US sugar stock rose 0.9% in pre-open trading today, reaching 14.96 cents per pound, as a convergence of weather-driven supply concerns and tightening global balance sheet forecasts pushed the contract to a six-week high for the fourth consecutive session. The primary catalyst is India’s monsoon crisis: sugar prices are climbing on concerns that weak rainfall will lower sugarcane yields in the world’s second-largest producer, with India’s Meteorological Department reporting cumulative monsoon rainfall running 42% below normal as of June 29, and the Earth Science Ministry warning the season could be the weakest in 11 years.
Adding to the bullish case, Brazil’s industry group Unica reported that 2026/27 Center-South sugar production through May totaled 6.838 MMT, down 2.0% year-on-year, as the share of cane crushed for ethanol surged to 58.38% from 49.91% the prior year — sharply reducing the volume of cane allocated to sugar.

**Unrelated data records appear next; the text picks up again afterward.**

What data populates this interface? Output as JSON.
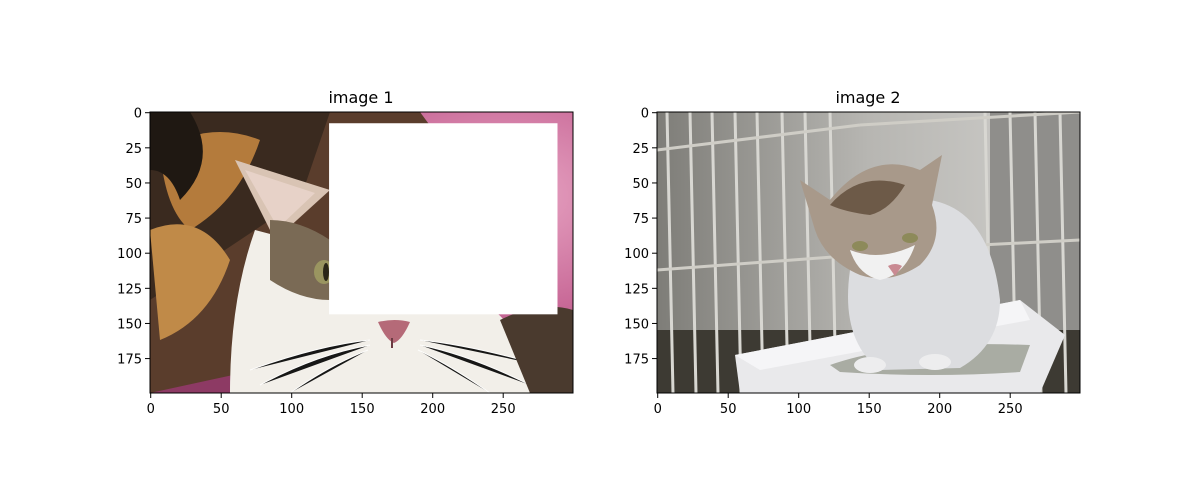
{
  "figure": {
    "panels": [
      {
        "id": "image-1",
        "title": "image 1",
        "image_width": 300,
        "image_height": 200,
        "x_ticks": [
          0,
          50,
          100,
          150,
          200,
          250
        ],
        "y_ticks": [
          0,
          25,
          50,
          75,
          100,
          125,
          150,
          175
        ],
        "description": "calico cat close-up with a white rectangular occlusion patch",
        "occlusion": {
          "x0": 127,
          "x1": 289,
          "y0": 8,
          "y1": 144,
          "color": "#ffffff"
        }
      },
      {
        "id": "image-2",
        "title": "image 2",
        "image_width": 300,
        "image_height": 200,
        "x_ticks": [
          0,
          50,
          100,
          150,
          200,
          250
        ],
        "y_ticks": [
          0,
          25,
          50,
          75,
          100,
          125,
          150,
          175
        ],
        "description": "tabby-and-white kitten sitting in a litter tray inside a metal cage"
      }
    ]
  }
}
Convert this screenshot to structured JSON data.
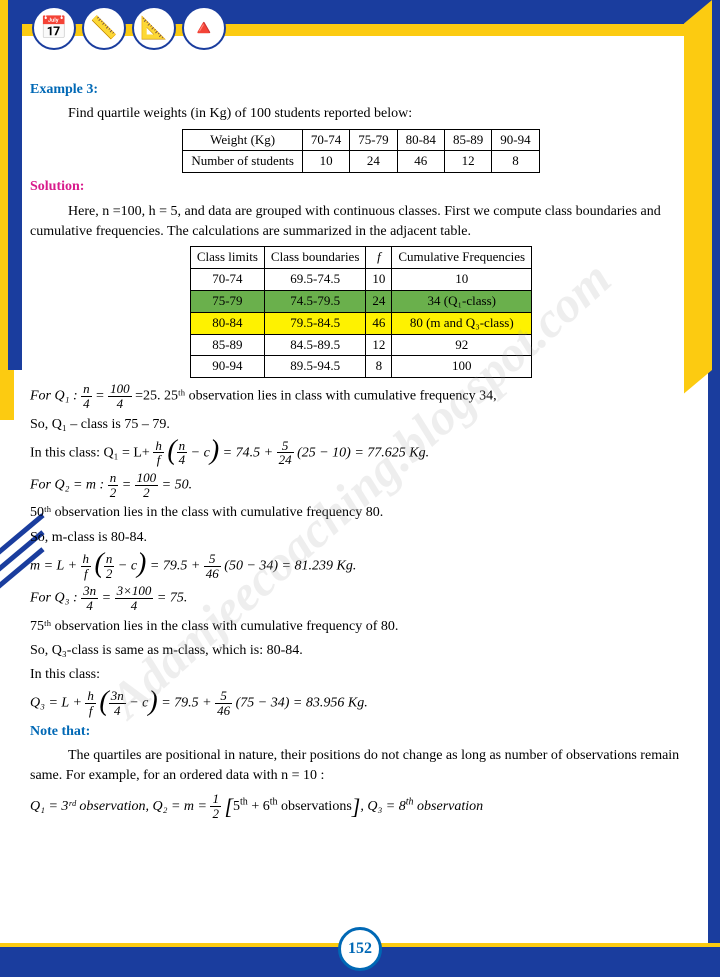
{
  "watermark": "Adamjeecoaching.blogspot.com",
  "header_icons": [
    "📅",
    "📏",
    "📐",
    "🔺"
  ],
  "example": {
    "label": "Example 3:",
    "task": "Find quartile weights (in Kg) of 100 students reported below:"
  },
  "table1": {
    "headers": [
      "Weight (Kg)",
      "70-74",
      "75-79",
      "80-84",
      "85-89",
      "90-94"
    ],
    "row": [
      "Number of students",
      "10",
      "24",
      "46",
      "12",
      "8"
    ]
  },
  "solution": {
    "label": "Solution:",
    "intro": "Here, n =100, h = 5, and data are grouped with continuous classes. First we compute class boundaries and cumulative frequencies. The calculations are summarized in the adjacent table."
  },
  "table2": {
    "headers": [
      "Class limits",
      "Class boundaries",
      "f",
      "Cumulative Frequencies"
    ],
    "rows": [
      {
        "cells": [
          "70-74",
          "69.5-74.5",
          "10",
          "10"
        ],
        "style": ""
      },
      {
        "cells": [
          "75-79",
          "74.5-79.5",
          "24",
          "34 (Q₁-class)"
        ],
        "style": "row-green"
      },
      {
        "cells": [
          "80-84",
          "79.5-84.5",
          "46",
          "80 (m and Q₃-class)"
        ],
        "style": "row-yellow"
      },
      {
        "cells": [
          "85-89",
          "84.5-89.5",
          "12",
          "92"
        ],
        "style": ""
      },
      {
        "cells": [
          "90-94",
          "89.5-94.5",
          "8",
          "100"
        ],
        "style": ""
      }
    ],
    "colors": {
      "green": "#6ab04c",
      "yellow": "#fef200"
    }
  },
  "lines": {
    "l1": "=25. 25ᵗʰ observation lies in class with cumulative frequency 34,",
    "l2": "So, Q₁ – class is 75 – 79.",
    "l3": "50ᵗʰ observation lies in the class with cumulative frequency 80.",
    "l4": "So, m-class is 80-84.",
    "l5": "75ᵗʰ observation lies  in the class with cumulative frequency of 80.",
    "l6": "So, Q₃-class is same as m-class, which is: 80-84.",
    "l7": "In this class:"
  },
  "q1_calc": {
    "pre": "In this class: Q₁ = L+",
    "h": "h",
    "f": "f",
    "nf": "n",
    "df": "4",
    "c": " − c",
    "eq": "= 74.5 +",
    "h2": "5",
    "f2": "24",
    "paren": "(25 − 10) = 77.625 Kg."
  },
  "q2_def": {
    "pre": "For Q₂ = m :",
    "n": "n",
    "d": "2",
    "eq": "=",
    "n2": "100",
    "d2": "2",
    "res": "= 50."
  },
  "q1_def": {
    "pre": "For  Q₁ :",
    "n": "n",
    "d": "4",
    "eq": "=",
    "n2": "100",
    "d2": "4"
  },
  "m_calc": {
    "pre": "m = L +",
    "h": "h",
    "f": "f",
    "nf": "n",
    "df": "2",
    "c": " − c",
    "eq": "= 79.5 +",
    "h2": "5",
    "f2": "46",
    "paren": "(50 − 34) = 81.239 Kg."
  },
  "q3_def": {
    "pre": "For Q₃ :",
    "n": "3n",
    "d": "4",
    "eq": "=",
    "n2": "3×100",
    "d2": "4",
    "res": "= 75."
  },
  "q3_calc": {
    "pre": "Q₃ = L +",
    "h": "h",
    "f": "f",
    "nf": "3n",
    "df": "4",
    "c": " − c",
    "eq": "= 79.5 +",
    "h2": "5",
    "f2": "46",
    "paren": "(75 − 34) = 83.956 Kg."
  },
  "note": {
    "label": "Note that:",
    "text": "The quartiles are positional in nature, their positions do not change as long as number of observations remain same. For example, for an ordered data with  n = 10 :",
    "formula": "Q₁ = 3ʳᵈ observation, Q₂ = m =",
    "half_n": "1",
    "half_d": "2",
    "obs": "[5ᵗʰ + 6ᵗʰ observations], Q₃ = 8ᵗʰ observation"
  },
  "page_number": "152",
  "style": {
    "blue": "#1a3d9e",
    "yellow": "#fccb11",
    "cyan": "#0068b5",
    "pink": "#d81b8c"
  }
}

Separately, concerns that dry weather from a confirmed El Niño event could disrupt global production are providing additional upward pressure, with Japan’s Meteorological Agency having confirmed the pattern’s formation on June 17 and forecasters warning it is likely to curb rainfall across Brazil, India, and Thailand — the world’s three largest sugar-producing regions.
Multiple commodity analysts have already revised the 2026/27 global sugar balance toward deficit: the International Sugar Organization forecasts a shortfall of 262,000 MT, while StoneX projects a deficit of 550,000 MT and Covrig Analytics has cut its surplus estimate to just 100,000 MT. The July ICE contract also expired on June 30 with Cofco acting as the sole supplier of 796,500 tonnes, a delivery that has contributed to positioning shifts ahead of the October contract now in focus.